Greenwashing is the practice of making sustainability claims in marketing that are not supported by genuine operational commitment. It has become one of the most scrutinised areas of Australian marketing following ACCC enforcement actions and increasing consumer and media attention on misleading environmental claims.
The risk is not just regulatory. Sophisticated consumers — particularly younger Australians who are the most environmentally engaged demographic — are highly effective at identifying greenwashing and actively vocal about it when they find it. A greenwashing accusation, particularly one that gains social media traction, can cause brand damage that takes years to repair.
Before making any sustainability claim in marketing, ask three questions: Can we prove this claim with specific, verifiable data? Is this claim material to our actual environmental or social impact? And are we communicating the progress alongside the achievement, or just the achievement?
The brands that do sustainability marketing well are the ones that answer yes to all three. They have specific data (not vague language like "environmentally friendly"). They focus on their most significant impacts (not peripheral ones). And they show the journey, including the parts where they're still falling short.

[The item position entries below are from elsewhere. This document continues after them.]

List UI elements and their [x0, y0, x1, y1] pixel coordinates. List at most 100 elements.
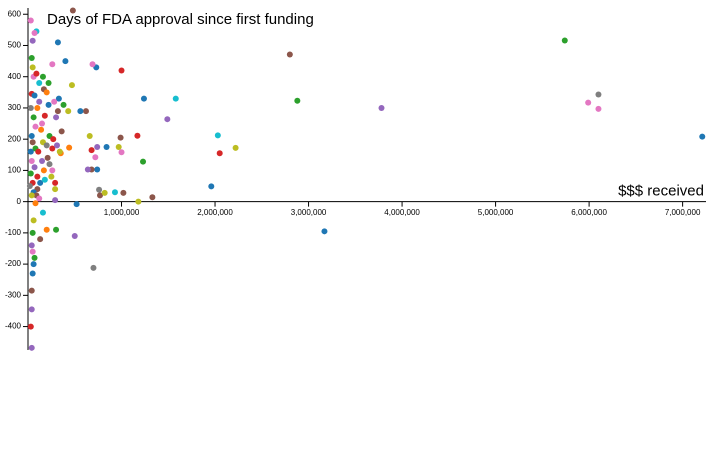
point: [94, 166, 101, 173]
point: [73, 201, 80, 208]
point: [37, 179, 44, 186]
point: [34, 173, 41, 180]
y-tick-label: 100: [8, 166, 22, 175]
y-tick-label: 500: [8, 41, 22, 50]
point: [66, 144, 73, 151]
point: [140, 158, 147, 165]
x-tick-label: 1,000,000: [104, 208, 140, 217]
point: [118, 67, 125, 74]
point: [321, 228, 328, 235]
point: [32, 123, 39, 130]
point: [26, 183, 33, 190]
point: [56, 148, 63, 155]
point: [32, 200, 39, 207]
point: [55, 95, 62, 102]
point: [118, 149, 125, 156]
point: [135, 198, 142, 205]
point: [51, 98, 58, 105]
point: [561, 37, 568, 44]
point: [35, 148, 42, 155]
point: [68, 82, 75, 89]
point: [134, 132, 141, 139]
point: [103, 143, 110, 150]
point: [69, 7, 76, 14]
point: [28, 54, 35, 61]
point: [31, 164, 38, 171]
y-tick-label: -400: [5, 322, 22, 331]
y-tick-label: -100: [5, 228, 22, 237]
point: [37, 236, 44, 243]
point: [31, 92, 38, 99]
point: [65, 108, 72, 115]
y-tick-label: 400: [8, 72, 22, 81]
point: [89, 61, 96, 68]
x-tick-label: 5,000,000: [478, 208, 514, 217]
point: [117, 134, 124, 141]
point: [52, 179, 59, 186]
point: [45, 79, 52, 86]
point: [50, 136, 57, 143]
y-tick-label: 0: [17, 197, 22, 206]
point: [54, 108, 61, 115]
point: [286, 51, 293, 58]
x-tick-label: 7,000,000: [665, 208, 701, 217]
point: [53, 142, 60, 149]
point: [62, 58, 69, 65]
point: [164, 116, 171, 123]
point: [53, 226, 60, 233]
point: [84, 166, 91, 173]
point: [82, 108, 89, 115]
point: [71, 233, 78, 239]
point: [39, 120, 46, 127]
point: [31, 29, 38, 36]
point: [699, 133, 706, 140]
point: [96, 186, 103, 193]
point: [120, 189, 127, 196]
point: [27, 170, 34, 177]
point: [29, 64, 36, 71]
point: [39, 158, 46, 165]
point: [28, 306, 35, 313]
point: [149, 194, 156, 201]
point: [232, 144, 239, 151]
y-tick-label: -300: [5, 290, 22, 299]
point: [49, 145, 56, 152]
y-tick-label: 200: [8, 134, 22, 143]
point: [97, 192, 104, 199]
point: [30, 217, 37, 224]
point: [43, 142, 50, 149]
y-tick-label: 600: [8, 9, 22, 18]
point: [54, 39, 61, 46]
point: [52, 197, 59, 204]
point: [92, 154, 99, 161]
x-tick-label: 4,000,000: [384, 208, 420, 217]
point: [86, 133, 93, 140]
point: [38, 126, 45, 133]
point: [29, 248, 36, 255]
point: [53, 114, 60, 121]
point: [28, 158, 35, 165]
point: [41, 112, 48, 119]
x-tick-label: 3,000,000: [291, 208, 327, 217]
point: [28, 133, 35, 140]
y-tick-label: 300: [8, 103, 22, 112]
point: [58, 128, 65, 135]
point: [30, 261, 37, 268]
point: [40, 167, 47, 174]
point: [29, 139, 36, 146]
point: [378, 104, 385, 111]
point: [140, 95, 147, 102]
point: [115, 143, 122, 150]
point: [39, 209, 46, 216]
x-tick-label: 2,000,000: [197, 208, 233, 217]
point: [172, 95, 179, 102]
point: [77, 108, 84, 115]
point: [41, 176, 48, 183]
x-axis-label: $$$ received: [618, 183, 704, 200]
point: [29, 229, 36, 236]
point: [52, 186, 59, 193]
point: [29, 270, 36, 277]
point: [595, 105, 602, 112]
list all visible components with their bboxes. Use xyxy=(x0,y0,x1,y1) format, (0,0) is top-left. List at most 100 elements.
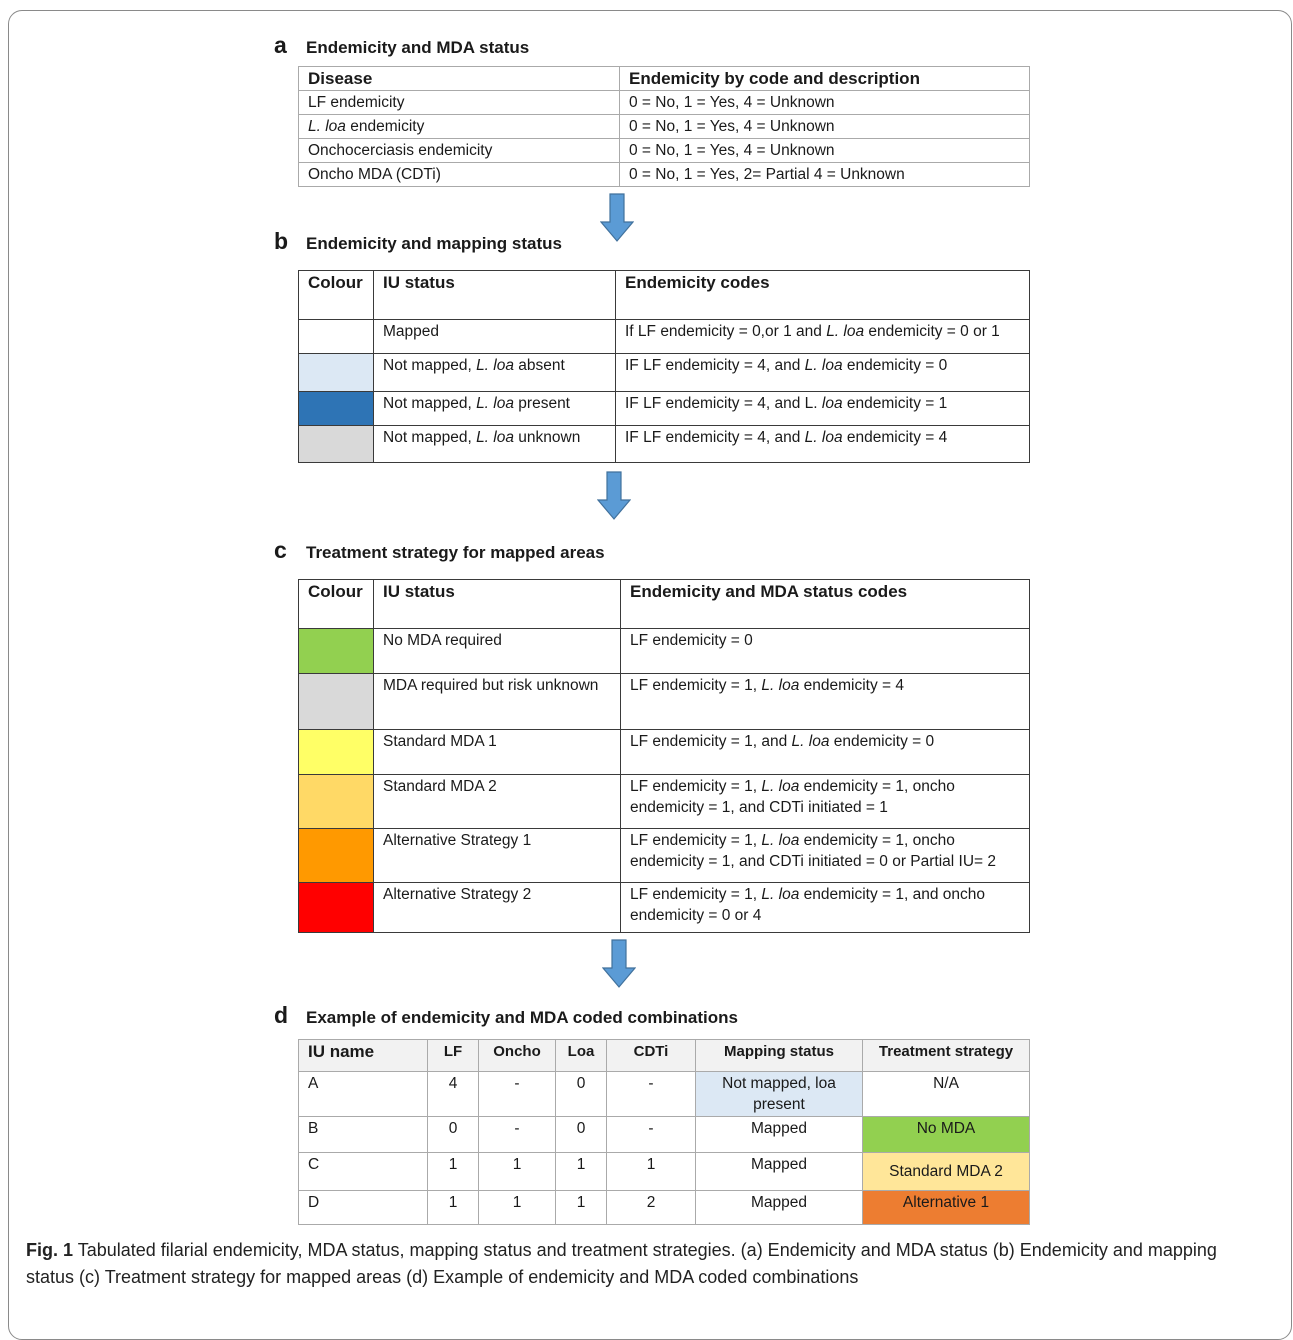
table-d: IU name LF Oncho Loa CDTi Mapping status… xyxy=(298,1039,1030,1225)
colour-swatch xyxy=(298,673,374,730)
figure-label: Fig. 1 xyxy=(26,1240,74,1260)
table-row: A 4 - 0 - Not mapped, loa present N/A xyxy=(298,1071,1030,1117)
iu-name-cell: B xyxy=(298,1116,428,1153)
section-c-letter: c xyxy=(274,537,287,563)
table-c: Colour IU status Endemicity and MDA stat… xyxy=(298,579,1030,933)
treatment-strategy-cell: N/A xyxy=(862,1071,1030,1117)
colour-swatch xyxy=(298,882,374,933)
table-row: D 1 1 1 2 Mapped Alternative 1 xyxy=(298,1190,1030,1225)
table-row: Not mapped, L. loa absent IF LF endemici… xyxy=(298,353,1030,392)
table-c-header-status: IU status xyxy=(373,579,621,629)
colour-swatch xyxy=(298,425,374,463)
section-a-title: Endemicity and MDA status xyxy=(306,38,530,57)
table-d-header-cdti: CDTi xyxy=(606,1039,696,1072)
lf-cell: 4 xyxy=(427,1071,479,1117)
section-b-title: Endemicity and mapping status xyxy=(306,234,562,253)
codes-cell: 0 = No, 1 = Yes, 4 = Unknown xyxy=(619,90,1030,115)
lf-cell: 1 xyxy=(427,1190,479,1225)
table-row: C 1 1 1 1 Mapped Standard MDA 2 xyxy=(298,1152,1030,1191)
colour-swatch xyxy=(298,729,374,775)
colour-swatch xyxy=(298,391,374,426)
table-row: Not mapped, L. loa unknown IF LF endemic… xyxy=(298,425,1030,463)
codes-cell: LF endemicity = 1, L. loa endemicity = 1… xyxy=(620,828,1030,883)
table-a-header-disease: Disease xyxy=(298,66,620,91)
status-cell: Not mapped, L. loa unknown xyxy=(373,425,616,463)
status-cell: Standard MDA 2 xyxy=(373,774,621,829)
codes-cell: LF endemicity = 0 xyxy=(620,628,1030,674)
status-cell: Mapped xyxy=(373,319,616,354)
down-arrow-icon xyxy=(602,939,636,988)
cdti-cell: 2 xyxy=(606,1190,696,1225)
status-cell: No MDA required xyxy=(373,628,621,674)
colour-swatch xyxy=(298,828,374,883)
section-d-heading: d Example of endemicity and MDA coded co… xyxy=(274,1002,738,1029)
iu-name-cell: C xyxy=(298,1152,428,1191)
status-cell: Standard MDA 1 xyxy=(373,729,621,775)
caption-text: Tabulated filarial endemicity, MDA statu… xyxy=(26,1240,1217,1287)
mapping-status-cell: Mapped xyxy=(695,1152,863,1191)
section-c-heading: c Treatment strategy for mapped areas xyxy=(274,537,605,564)
oncho-cell: 1 xyxy=(478,1152,556,1191)
table-a: Disease Endemicity by code and descripti… xyxy=(298,66,1030,187)
colour-swatch xyxy=(298,628,374,674)
codes-cell: LF endemicity = 1, L. loa endemicity = 1… xyxy=(620,882,1030,933)
codes-cell: IF LF endemicity = 4, and L. loa endemic… xyxy=(615,425,1030,463)
codes-cell: IF LF endemicity = 4, and L. loa endemic… xyxy=(615,353,1030,392)
table-d-header-loa: Loa xyxy=(555,1039,607,1072)
section-a-letter: a xyxy=(274,32,287,58)
table-d-header-strategy: Treatment strategy xyxy=(862,1039,1030,1072)
codes-cell: IF LF endemicity = 4, and L. loa endemic… xyxy=(615,391,1030,426)
codes-cell: LF endemicity = 1, and L. loa endemicity… xyxy=(620,729,1030,775)
status-cell: Not mapped, L. loa present xyxy=(373,391,616,426)
codes-cell: LF endemicity = 1, L. loa endemicity = 1… xyxy=(620,774,1030,829)
table-row: Not mapped, L. loa present IF LF endemic… xyxy=(298,391,1030,426)
table-row: Mapped If LF endemicity = 0,or 1 and L. … xyxy=(298,319,1030,354)
mapping-status-cell: Not mapped, loa present xyxy=(695,1071,863,1117)
section-c-title: Treatment strategy for mapped areas xyxy=(306,543,605,562)
lf-cell: 1 xyxy=(427,1152,479,1191)
figure-caption: Fig. 1 Tabulated filarial endemicity, MD… xyxy=(26,1237,1266,1291)
table-d-header-lf: LF xyxy=(427,1039,479,1072)
cdti-cell: - xyxy=(606,1116,696,1153)
status-cell: Alternative Strategy 1 xyxy=(373,828,621,883)
section-d-title: Example of endemicity and MDA coded comb… xyxy=(306,1008,738,1027)
colour-swatch xyxy=(298,319,374,354)
table-d-header-mapping: Mapping status xyxy=(695,1039,863,1072)
loa-cell: 0 xyxy=(555,1071,607,1117)
table-row: B 0 - 0 - Mapped No MDA xyxy=(298,1116,1030,1153)
table-b-header-colour: Colour xyxy=(298,270,374,320)
mapping-status-cell: Mapped xyxy=(695,1116,863,1153)
disease-cell: Onchocerciasis endemicity xyxy=(298,138,620,163)
cdti-cell: 1 xyxy=(606,1152,696,1191)
codes-cell: 0 = No, 1 = Yes, 4 = Unknown xyxy=(619,138,1030,163)
colour-swatch xyxy=(298,353,374,392)
table-b-header-status: IU status xyxy=(373,270,616,320)
treatment-strategy-cell: Alternative 1 xyxy=(862,1190,1030,1225)
table-row: L. loa endemicity 0 = No, 1 = Yes, 4 = U… xyxy=(298,114,1030,139)
cdti-cell: - xyxy=(606,1071,696,1117)
table-c-header-colour: Colour xyxy=(298,579,374,629)
section-b-letter: b xyxy=(274,228,289,254)
table-c-header-codes: Endemicity and MDA status codes xyxy=(620,579,1030,629)
treatment-strategy-cell: Standard MDA 2 xyxy=(862,1152,1030,1191)
section-d-letter: d xyxy=(274,1002,289,1028)
section-b-heading: b Endemicity and mapping status xyxy=(274,228,562,255)
status-cell: MDA required but risk unknown xyxy=(373,673,621,730)
table-row: Oncho MDA (CDTi) 0 = No, 1 = Yes, 2= Par… xyxy=(298,162,1030,187)
table-row: No MDA required LF endemicity = 0 xyxy=(298,628,1030,674)
table-row: Standard MDA 2 LF endemicity = 1, L. loa… xyxy=(298,774,1030,829)
section-a-heading: a Endemicity and MDA status xyxy=(274,32,529,59)
table-b-header-codes: Endemicity codes xyxy=(615,270,1030,320)
table-row: LF endemicity 0 = No, 1 = Yes, 4 = Unkno… xyxy=(298,90,1030,115)
loa-cell: 1 xyxy=(555,1190,607,1225)
table-row: Alternative Strategy 1 LF endemicity = 1… xyxy=(298,828,1030,883)
loa-cell: 1 xyxy=(555,1152,607,1191)
oncho-cell: - xyxy=(478,1116,556,1153)
table-d-header-iu-name: IU name xyxy=(298,1039,428,1072)
down-arrow-icon xyxy=(597,471,631,520)
status-cell: Not mapped, L. loa absent xyxy=(373,353,616,392)
oncho-cell: 1 xyxy=(478,1190,556,1225)
iu-name-cell: A xyxy=(298,1071,428,1117)
treatment-strategy-cell: No MDA xyxy=(862,1116,1030,1153)
mapping-status-cell: Mapped xyxy=(695,1190,863,1225)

| Principle | What It Looks Like | What to Avoid |
|---|---|---|
| Specificity | "We've reduced packaging by 43% since 2022" | "We're committed to sustainability" |
| Materiality | Focus on your biggest actual impacts | Highlighting minor initiatives to distract from major impacts |
| Transparency | Share progress reports including shortfalls | Only communicating when things go well |
| Certification | B Corp, Climate Active, FSC certification | Self-declared "eco" claims without verification |
| Systemic thinking | Scope 1, 2, 3 emissions; supply chain standards | Carbon offsets as primary strategy |
The Australian brands doing sustainability communication most effectively are not necessarily the ones with the most ambitious commitments. They're the ones with the most specific, honest, and consistent communication about what they're doing and why. They update their claims as they achieve milestones and are honest about where they haven't yet met their targets.
The format that works best: annual impact reports with specific metrics, social content that shows process rather than just outcomes, and campaign creative that connects environmental commitment to the specific product experience rather than making abstract claims about the company's values.

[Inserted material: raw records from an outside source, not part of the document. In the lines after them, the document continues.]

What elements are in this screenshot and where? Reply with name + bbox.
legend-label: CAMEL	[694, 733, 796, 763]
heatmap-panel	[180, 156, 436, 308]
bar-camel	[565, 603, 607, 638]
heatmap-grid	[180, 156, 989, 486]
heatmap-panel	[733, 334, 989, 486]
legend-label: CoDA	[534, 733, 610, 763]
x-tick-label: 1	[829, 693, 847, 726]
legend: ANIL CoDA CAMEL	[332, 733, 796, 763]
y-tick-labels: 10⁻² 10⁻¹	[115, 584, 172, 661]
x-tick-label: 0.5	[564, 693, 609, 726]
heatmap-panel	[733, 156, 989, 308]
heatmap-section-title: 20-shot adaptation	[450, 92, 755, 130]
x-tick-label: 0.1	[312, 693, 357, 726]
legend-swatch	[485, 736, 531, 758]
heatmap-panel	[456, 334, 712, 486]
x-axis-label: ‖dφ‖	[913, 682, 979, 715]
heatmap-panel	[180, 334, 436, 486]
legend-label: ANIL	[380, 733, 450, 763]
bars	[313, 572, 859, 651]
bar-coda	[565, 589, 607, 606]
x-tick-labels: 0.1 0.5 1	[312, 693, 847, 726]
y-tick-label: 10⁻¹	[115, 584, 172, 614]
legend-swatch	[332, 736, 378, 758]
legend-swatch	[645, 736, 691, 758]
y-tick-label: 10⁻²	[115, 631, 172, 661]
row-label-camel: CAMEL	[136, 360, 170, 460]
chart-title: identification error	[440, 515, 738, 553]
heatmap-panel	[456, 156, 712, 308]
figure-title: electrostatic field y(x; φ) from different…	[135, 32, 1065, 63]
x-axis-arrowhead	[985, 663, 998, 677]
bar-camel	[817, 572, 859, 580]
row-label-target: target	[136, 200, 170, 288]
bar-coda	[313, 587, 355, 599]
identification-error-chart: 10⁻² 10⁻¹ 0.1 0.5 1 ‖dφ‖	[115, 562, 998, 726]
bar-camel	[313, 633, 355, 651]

Claims that are specific, verifiable, and accurate at the time of publication. The ACCC's guidance is clear: comparative claims must compare like-for-like, absolute claims must be substantiated, and vague claims like "sustainable" or "eco-friendly" without qualification are increasingly scrutinised. When in doubt, be more specific rather than less.

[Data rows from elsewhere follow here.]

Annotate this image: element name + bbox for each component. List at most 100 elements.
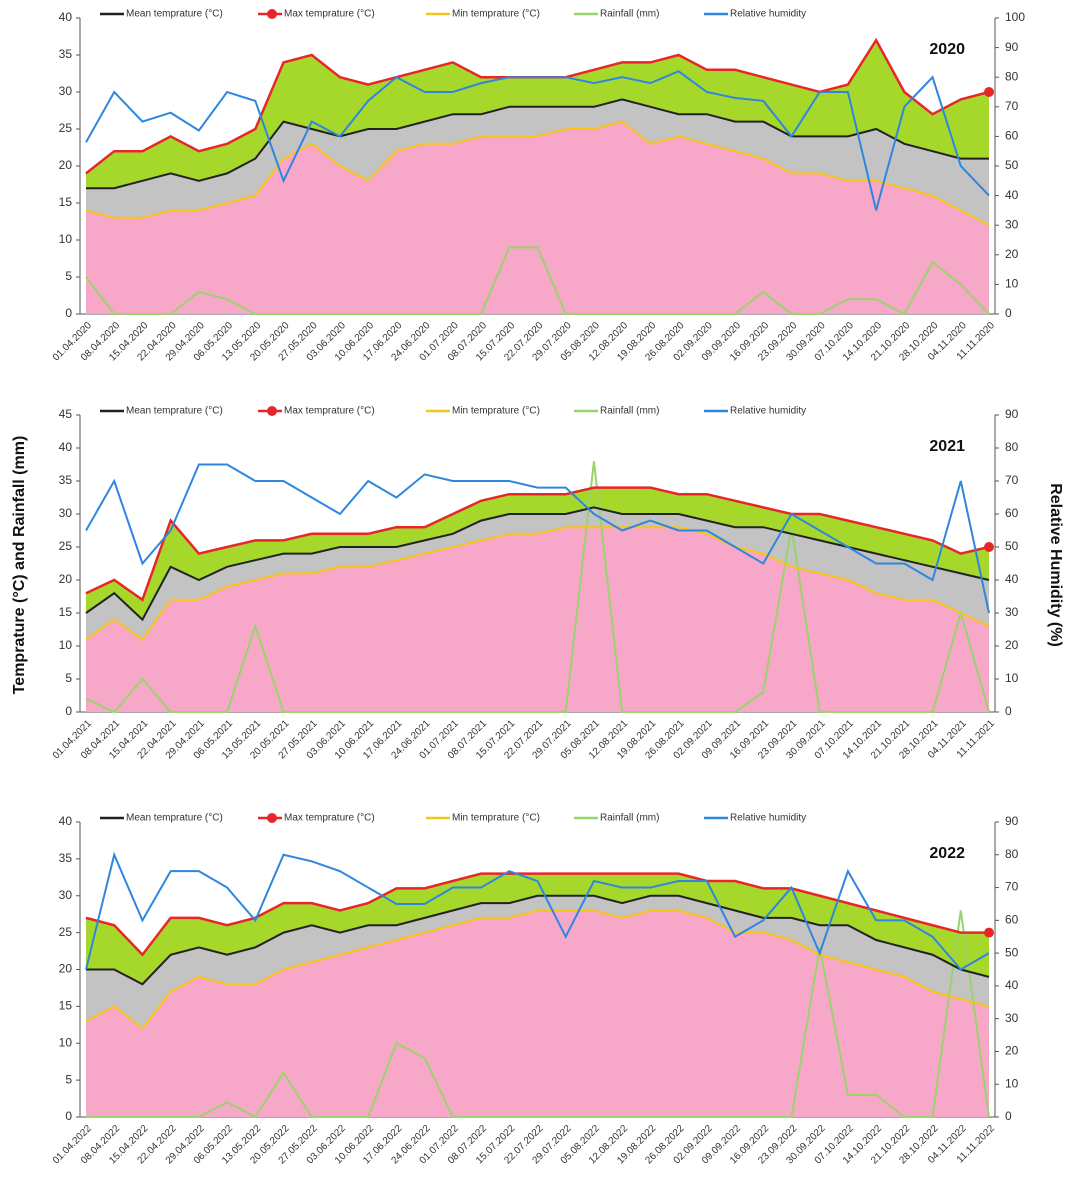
y2-tick-label: 30 <box>1005 217 1019 231</box>
y-tick-label: 40 <box>59 10 73 24</box>
y2-tick-label: 90 <box>1005 40 1019 54</box>
y-tick-label: 25 <box>59 121 73 135</box>
legend-label: Mean temprature (°C) <box>126 406 223 417</box>
series-line <box>85 461 990 714</box>
y2-tick-label: 50 <box>1005 945 1019 959</box>
y-tick-label: 5 <box>65 1072 72 1086</box>
legend-label: Rainfall (mm) <box>600 9 659 20</box>
y2-tick-label: 70 <box>1005 99 1019 113</box>
y2-tick-label: 40 <box>1005 572 1019 586</box>
y2-tick-label: 100 <box>1005 10 1025 24</box>
y-tick-label: 0 <box>65 704 72 718</box>
y-tick-label: 15 <box>59 195 73 209</box>
y-tick-label: 35 <box>59 851 73 865</box>
y2-tick-label: 0 <box>1005 306 1012 320</box>
y2-tick-label: 10 <box>1005 277 1019 291</box>
legend-label: Relative humidity <box>730 406 806 417</box>
y2-tick-label: 70 <box>1005 880 1019 894</box>
year-label: 2020 <box>929 41 965 58</box>
series-line <box>85 70 990 211</box>
y-tick-label: 0 <box>65 306 72 320</box>
y2-tick-label: 80 <box>1005 69 1019 83</box>
y2-tick-label: 50 <box>1005 158 1019 172</box>
y-tick-label: 15 <box>59 999 73 1013</box>
area <box>86 121 989 314</box>
y-tick-label: 10 <box>59 1035 73 1049</box>
series-line <box>85 851 990 971</box>
legend-marker <box>267 406 277 416</box>
y2-tick-label: 80 <box>1005 440 1019 454</box>
y2-axis-label: Relative Humidity (%) <box>1047 483 1064 647</box>
y-tick-label: 10 <box>59 638 73 652</box>
y-tick-label: 20 <box>59 572 73 586</box>
y2-tick-label: 90 <box>1005 814 1019 828</box>
y-tick-label: 0 <box>65 1109 72 1123</box>
y2-tick-label: 80 <box>1005 847 1019 861</box>
y-tick-label: 35 <box>59 47 73 61</box>
year-label: 2021 <box>929 438 965 455</box>
y-tick-label: 5 <box>65 671 72 685</box>
legend-label: Max temprature (°C) <box>284 813 375 824</box>
y2-tick-label: 40 <box>1005 978 1019 992</box>
legend-label: Max temprature (°C) <box>284 406 375 417</box>
y2-tick-label: 0 <box>1005 1109 1012 1123</box>
y2-tick-label: 50 <box>1005 539 1019 553</box>
y2-tick-label: 20 <box>1005 247 1019 261</box>
legend-label: Mean temprature (°C) <box>126 9 223 20</box>
y2-tick-label: 0 <box>1005 704 1012 718</box>
legend-label: Min temprature (°C) <box>452 9 540 20</box>
y2-tick-label: 30 <box>1005 605 1019 619</box>
y2-tick-label: 20 <box>1005 638 1019 652</box>
y-tick-label: 15 <box>59 605 73 619</box>
legend-marker <box>267 9 277 19</box>
y2-tick-label: 60 <box>1005 913 1019 927</box>
series-line <box>86 894 990 986</box>
year-label: 2022 <box>929 845 965 862</box>
y2-tick-label: 60 <box>1005 506 1019 520</box>
end-marker <box>984 542 994 552</box>
series-line <box>86 98 989 190</box>
y-tick-label: 30 <box>59 84 73 98</box>
series-line <box>86 910 990 1119</box>
y2-tick-label: 10 <box>1005 671 1019 685</box>
y-tick-label: 40 <box>59 440 73 454</box>
y2-tick-label: 10 <box>1005 1076 1019 1090</box>
end-marker <box>984 927 994 938</box>
y-tick-label: 30 <box>59 888 73 902</box>
series-line <box>85 506 990 622</box>
y-axis-label: Temprature (°C) and Rainfall (mm) <box>11 436 28 695</box>
series-line <box>85 246 990 316</box>
y-tick-label: 45 <box>59 407 73 421</box>
y2-tick-label: 30 <box>1005 1011 1019 1025</box>
legend-label: Rainfall (mm) <box>600 813 659 824</box>
y-tick-label: 35 <box>59 473 73 487</box>
y-tick-label: 25 <box>59 925 73 939</box>
y2-tick-label: 60 <box>1005 129 1019 143</box>
y-tick-label: 20 <box>59 158 73 172</box>
legend-label: Rainfall (mm) <box>600 406 659 417</box>
legend-label: Mean temprature (°C) <box>126 813 223 824</box>
end-marker <box>984 87 994 97</box>
series-line <box>85 120 990 227</box>
series-line <box>85 909 990 1030</box>
legend-marker <box>267 813 277 823</box>
y-tick-label: 40 <box>59 814 73 828</box>
series-line <box>85 526 990 641</box>
series-line <box>85 486 990 602</box>
y-tick-label: 30 <box>59 506 73 520</box>
y2-tick-label: 70 <box>1005 473 1019 487</box>
legend-label: Max temprature (°C) <box>284 9 375 20</box>
series-line <box>85 463 990 614</box>
y-tick-label: 10 <box>59 232 73 246</box>
legend-label: Relative humidity <box>730 9 806 20</box>
y-tick-label: 25 <box>59 539 73 553</box>
legend-label: Relative humidity <box>730 813 806 824</box>
y2-tick-label: 90 <box>1005 407 1019 421</box>
legend-label: Min temprature (°C) <box>452 406 540 417</box>
legend-label: Min temprature (°C) <box>452 813 540 824</box>
y2-tick-label: 40 <box>1005 188 1019 202</box>
y-tick-label: 5 <box>65 269 72 283</box>
y2-tick-label: 20 <box>1005 1044 1019 1058</box>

Start with what's genuine and specific, even if it's small. "We use recycled packaging" is more credible than "we're committed to the environment." Build from there as operational changes are made. Credibility is built from a series of small, specific, genuine claims — not a single large one.
For businesses where sustainability credibility is commercially important — B2C brands, businesses selling to values-aligned buyers, businesses in competitive markets where sustainability is a differentiator — B Corp certification provides meaningful third-party validation. The process is rigorous and the certification is credible. For businesses where sustainability is less central to the brand, the investment may not be justified.